I am trying to import data into an empty SQL server table, avoiding duplicates that exist in the source data.
Currently I am doing a bulk insert into a temp table, and then copying the data across using:
INSERT INTO Actual_table
SELECT * FROM Temp_table
So the Temp_table and Actual_table have the exact same structure, the only difference is that on the PK field on the Actual_table, I have set up the Temp_table with a UNIQUE identifier, and set it to ignore duplicates:
UNIQUE NONCLUSTERED (Col1) WITH (IGNORE_DUP_KEY = ON)
In other words:
Actual_table
Col1 (PK) Col2
Temp_table
Col1 (Unique, ignore duplicates) Col2
The Actual_table is empty when we start this process, and the duplicates to be avoided are only on the PK field (not DISTINCT on the whole row, in other words).
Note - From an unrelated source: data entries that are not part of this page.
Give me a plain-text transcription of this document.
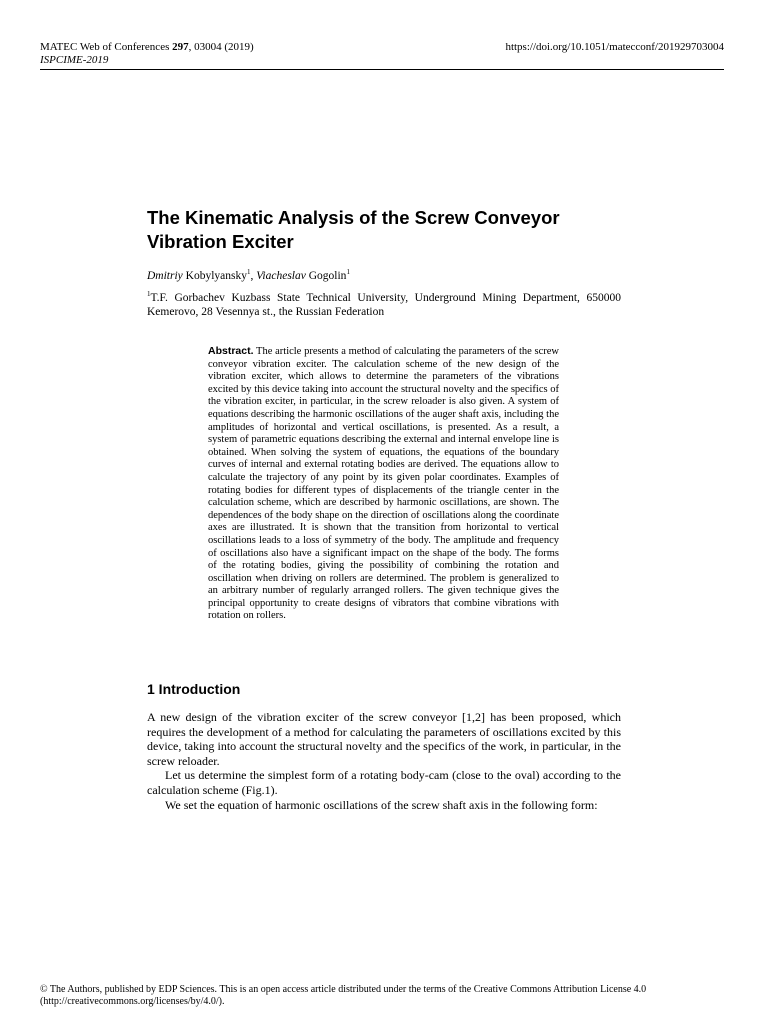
MATEC Web of Conferences 297, 03004 (2019)
ISPCIME-2019
https://doi.org/10.1051/matecconf/201929703004
The Kinematic Analysis of the Screw Conveyor Vibration Exciter
Dmitriy Kobylyansky$^1$, Viacheslav Gogolin$^1$
$^1$T.F. Gorbachev Kuzbass State Technical University, Underground Mining Department, 650000 Kemerovo, 28 Vesennya st., the Russian Federation
Abstract. The article presents a method of calculating the parameters of the screw conveyor vibration exciter. The calculation scheme of the new design of the vibration exciter, which allows to determine the parameters of the vibrations excited by this device taking into account the structural novelty and the specifics of the vibration exciter, in particular, in the screw reloader is also given. A system of equations describing the harmonic oscillations of the auger shaft axis, including the amplitudes of horizontal and vertical oscillations, is presented. As a result, a system of parametric equations describing the external and internal envelope line is obtained. When solving the system of equations, the equations of the boundary curves of internal and external rotating bodies are derived. The equations allow to calculate the trajectory of any point by its given polar coordinates. Examples of rotating bodies for different types of displacements of the triangle center in the calculation scheme, which are described by harmonic oscillations, are shown. The dependences of the body shape on the direction of oscillations along the coordinate axes are illustrated. It is shown that the transition from horizontal to vertical oscillations leads to a loss of symmetry of the body. The amplitude and frequency of oscillations also have a significant impact on the shape of the body. The forms of the rotating bodies, giving the possibility of combining the rotation and oscillation when driving on rollers are determined. The problem is generalized to an arbitrary number of regularly arranged rollers. The given technique gives the principal opportunity to create designs of vibrators that combine vibrations with rotation on rollers.
1 Introduction

A new design of the vibration exciter of the screw conveyor [1,2] has been proposed, which requires the development of a method for calculating the parameters of oscillations excited by this device, taking into account the structural novelty and the specifics of the work, in particular, in the screw reloader.

Let us determine the simplest form of a rotating body-cam (close to the oval) according to the calculation scheme (Fig.1).

We set the equation of harmonic oscillations of the screw shaft axis in the following form:

© The Authors, published by EDP Sciences. This is an open access article distributed under the terms of the Creative Commons Attribution License 4.0 (http://creativecommons.org/licenses/by/4.0/).
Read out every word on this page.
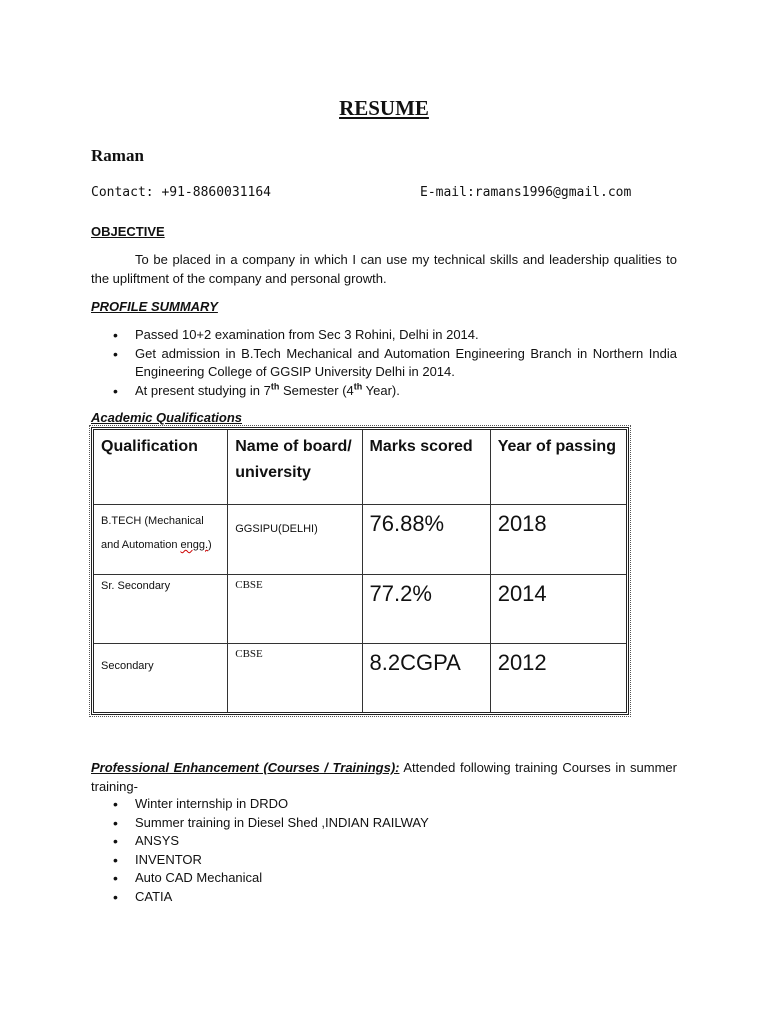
RESUME
Raman
Contact: +91-8860031164	E-mail:ramans1996@gmail.com
OBJECTIVE
To be placed in a company in which I can use my technical skills and leadership qualities to the upliftment of the company and personal growth.
PROFILE SUMMARY
• Passed 10+2 examination from Sec 3 Rohini, Delhi in 2014.
• Get admission in B.Tech Mechanical and Automation Engineering Branch in Northern India Engineering College of GGSIP University Delhi in 2014.
• At present studying in 7th Semester (4th Year).
Academic Qualifications
Qualification	Name of board/ university	Marks scored	Year of passing
B.TECH (Mechanical and Automation engg.)	GGSIPU(DELHI)	76.88%	2018
Sr. Secondary	CBSE	77.2%	2014
Secondary	CBSE	8.2CGPA	2012
Professional Enhancement (Courses / Trainings): Attended following training Courses in summer training-
• Winter internship in DRDO
• Summer training in Diesel Shed ,INDIAN RAILWAY
• ANSYS
• INVENTOR
• Auto CAD Mechanical
• CATIA
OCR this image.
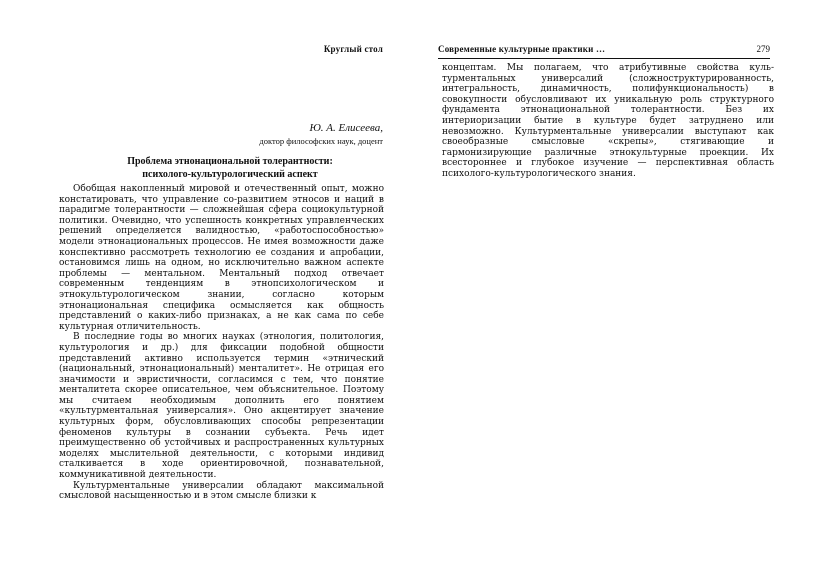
Круглый стол
Ю. А. Елисеева,
доктор философских наук, доцент
Проблема этнонациональной толерантности:
психолого-культурологический аспект

Обобщая накопленный мировой и отечественный опыт, можно констатировать, что управление со-развитием этносов и наций в парадигме толерантности — сложнейшая сфера социокультурной политики. Очевидно, что успешность конкретных управленческих решений определяется валидностью, «работоспособностью» модели этнонациональных процессов. Не имея возможности даже конспективно рассмотреть технологию ее создания и апробации, остановимся лишь на одном, но исключительно важном аспекте проблемы — ментальном. Ментальный подход отвечает современным тенденциям в этнопсихологическом и этнокультурологическом знании, согласно которым этнонациональная специфика осмысляется как общность представлений о каких-либо признаках, а не как сама по себе культурная отличительность.

В последние годы во многих науках (этнология, политология, культурология и др.) для фиксации подобной общности представлений активно используется термин «этнический (национальный, этнонациональный) менталитет». Не отрицая его значимости и эвристичности, согласимся с тем, что понятие менталитета скорее описательное, чем объяснительное. Поэтому мы считаем необходимым дополнить его понятием «культурментальная универсалия». Оно акцентирует значение культурных форм, обусловливающих способы репрезентации феноменов культуры в сознании субъекта. Речь идет преимущественно об устойчивых и распространенных культурных моделях мыслительной деятельности, с которыми индивид сталкивается в ходе ориентировочной, познавательной, коммуникативной деятельности.

Культурментальные универсалии обладают максимальной смысловой насыщенностью и в этом смысле близки к

Современные культурные практики …	279

концептам. Мы полагаем, что атрибутивные свойства культурментальных универсалий (сложноструктурированность, интегральность, динамичность, полифункциональность) в совокупности обусловливают их уникальную роль структурного фундамента этнонациональной толерантности. Без их интериоризации бытие в культуре будет затруднено или невозможно. Культурментальные универсалии выступают как своеобразные смысловые «скрепы», стягивающие и гармонизирующие различные этнокультурные проекции. Их всестороннее и глубокое изучение — перспективная область психолого-культурологического знания.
I have no idea if this is the best way to achieve this, and comments/suggestions would be appreciated.
Just to flesh out my thoughts further:
- Should I rather import straight to the actual table, adding the IGNORE_DUP_KEY contraint before importing, and then removing it (is this even possible)?
- Do I not set up the Temp_table with the IGNORE_DUP_KEY constraint (which makes the bulk import faster), and then tweak the copying across code to ignore the duplicates? If this is a good idea, could someone please show me the syntax to achieve this.
I am using SQL server 2014.